PayPal has 188 million account holders worldwide, the majority of them believed to be in the U.S. “The important point is that PayPal is proving that neither network brand can afford not to work with one of the clear leaders of the digital-payment transformation,” says consultant Steve Mott of Stamford, Conn.-based BetterBuyDesign, via email.

In a statement, MasterCard president and chief executive Ajay Banga said “the expansion of the partnership with PayPal further reinforces our commitment to our billions of cardholders across the globe to provide them the choice to pay when, where, and how they want while delivering the simple and secure payment experience they’ve come to expect from MasterCard.”

The new accord, in tandem with the Visa deal, also signals that PayPal no longer is competing with bank cards, but is instead focusing on digital wallets and Internet-linked POS services, says independent payments consultant Aaron McPherson.

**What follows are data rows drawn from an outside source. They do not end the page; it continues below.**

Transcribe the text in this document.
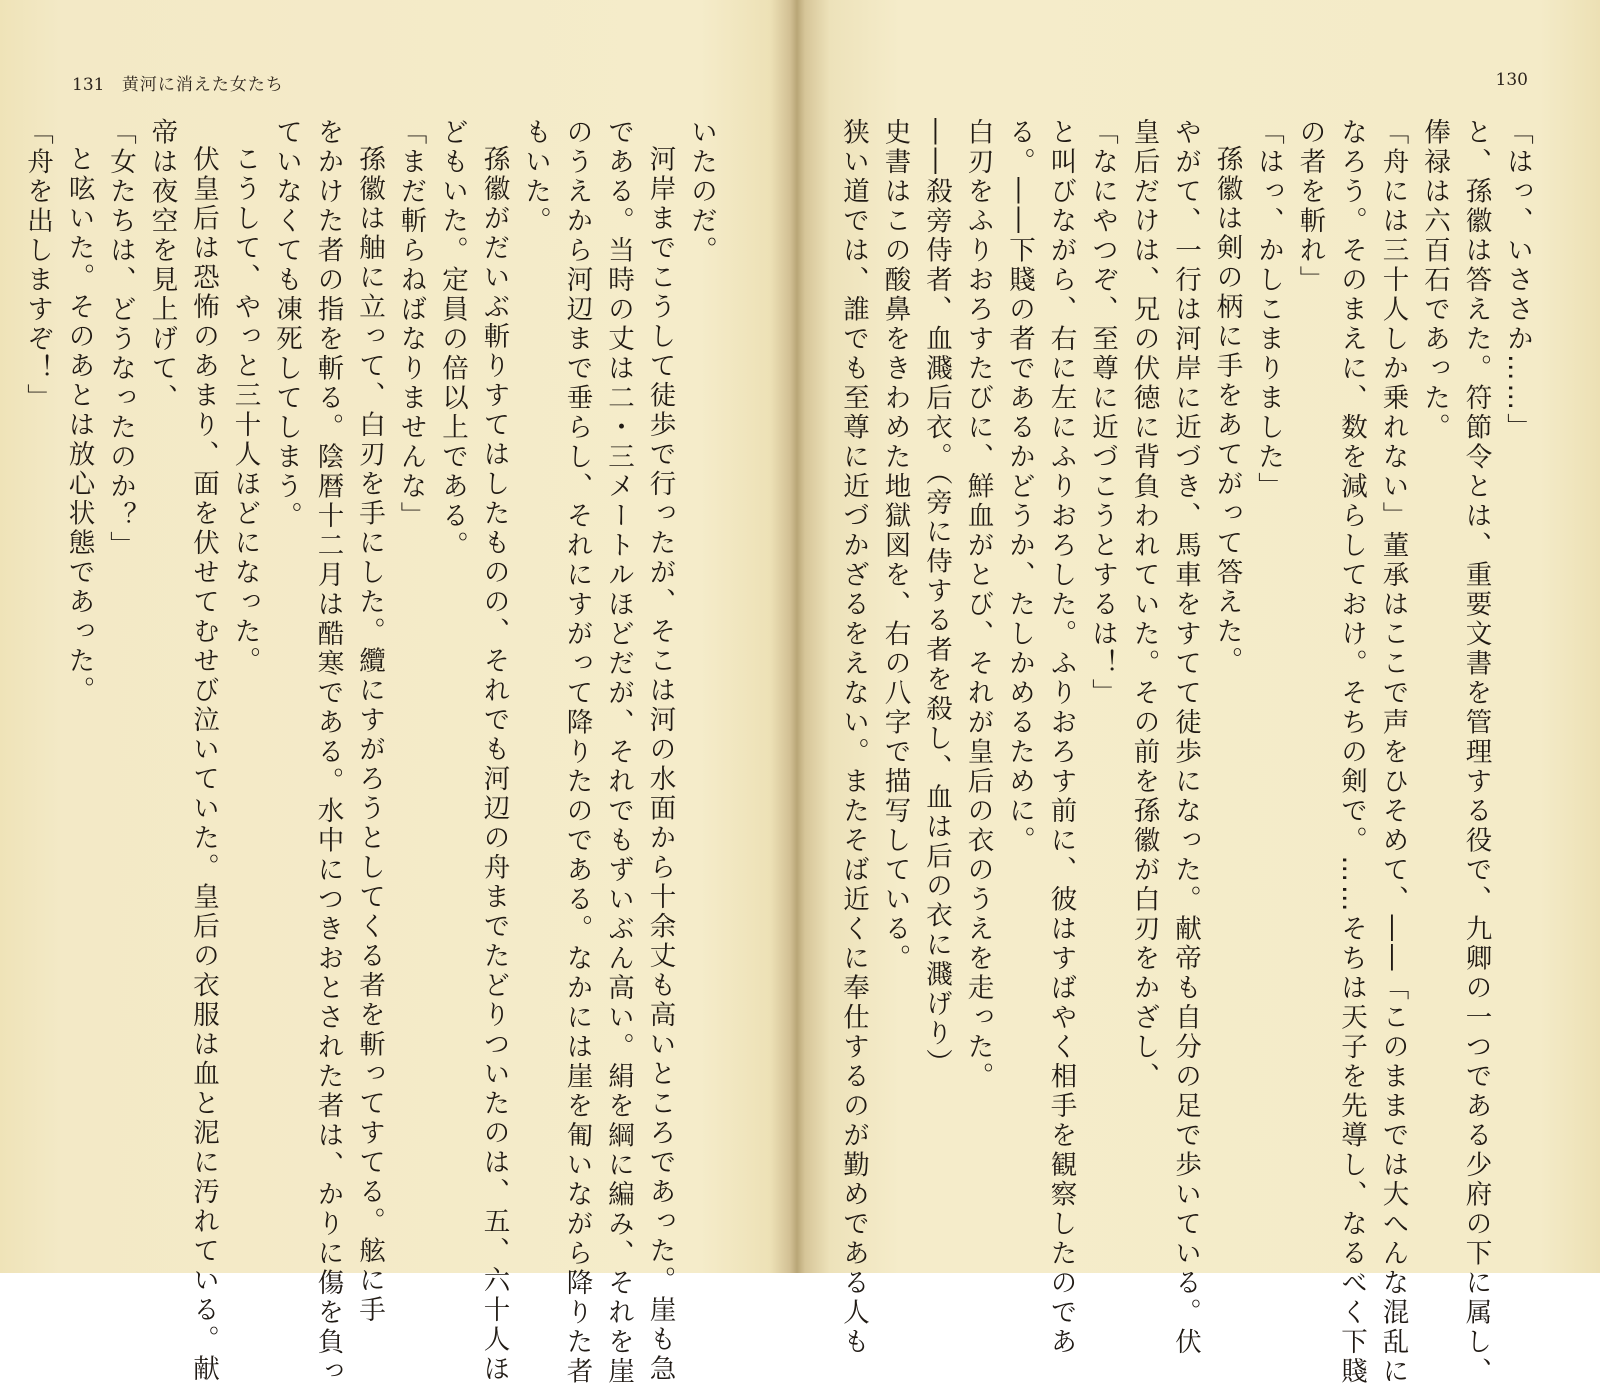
131 黄河に消えた女たち
いたのだ。
河岸までこうして徒歩で行ったが、そこは河の水面から十余丈も高いところであった。崖も急
である。当時の丈は二・三メートルほどだが、それでもずいぶん高い。絹を綱に編み、それを崖
のうえから河辺まで垂らし、それにすがって降りたのである。なかには崖を匍いながら降りた者
もいた。
孫徽がだいぶ斬りすてはしたものの、それでも河辺の舟までたどりついたのは、五、六十人ほ
どもいた。定員の倍以上である。
「まだ斬らねばなりませんな」
孫徽は舳に立って、白刃を手にした。纜にすがろうとしてくる者を斬ってすてる。舷に手
をかけた者の指を斬る。陰暦十二月は酷寒である。水中につきおとされた者は、かりに傷を負っ
ていなくても凍死してしまう。
こうして、やっと三十人ほどになった。
伏皇后は恐怖のあまり、面を伏せてむせび泣いていた。皇后の衣服は血と泥に汚れている。献
帝は夜空を見上げて、
「女たちは、どうなったのか？」
と呟いた。そのあとは放心状態であった。
「舟を出しますぞ！」
130
「はっ、いささか……」
と、孫徽は答えた。符節令とは、重要文書を管理する役で、九卿の一つである少府の下に属し、
俸禄は六百石であった。
「舟には三十人しか乗れない」董承はここで声をひそめて、――「このままでは大へんな混乱に
なろう。そのまえに、数を減らしておけ。そちの剣で。……そちは天子を先導し、なるべく下賤
の者を斬れ」
「はっ、かしこまりました」
孫徽は剣の柄に手をあてがって答えた。
やがて、一行は河岸に近づき、馬車をすてて徒歩になった。献帝も自分の足で歩いている。伏
皇后だけは、兄の伏徳に背負われていた。その前を孫徽が白刃をかざし、
「なにやつぞ、至尊に近づこうとするは！」
と叫びながら、右に左にふりおろした。ふりおろす前に、彼はすばやく相手を観察したのであ
る。――下賤の者であるかどうか、たしかめるために。
白刃をふりおろすたびに、鮮血がとび、それが皇后の衣のうえを走った。
――殺旁侍者、血濺后衣。（旁に侍する者を殺し、血は后の衣に濺げり）
史書はこの酸鼻をきわめた地獄図を、右の八字で描写している。
狭い道では、誰でも至尊に近づかざるをえない。またそば近くに奉仕するのが勤めである人も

“I think this benefits PayPal more than MasterCard, which is not to say it’s a bad deal for MasterCard; it just is more strategically important to PayPal than it is to MasterCard, which has broader objectives,” McPherson says in an email message.

PayPal and MasterCard also announced a multiyear extension of their agreement to offer the PayPal Business Debit MasterCard, which is issued by The Bancorp Bank. Earlier, they extended the agreement under which they offer the PayPal Extras cobranded card, a credit card issued by Synchrony Bank.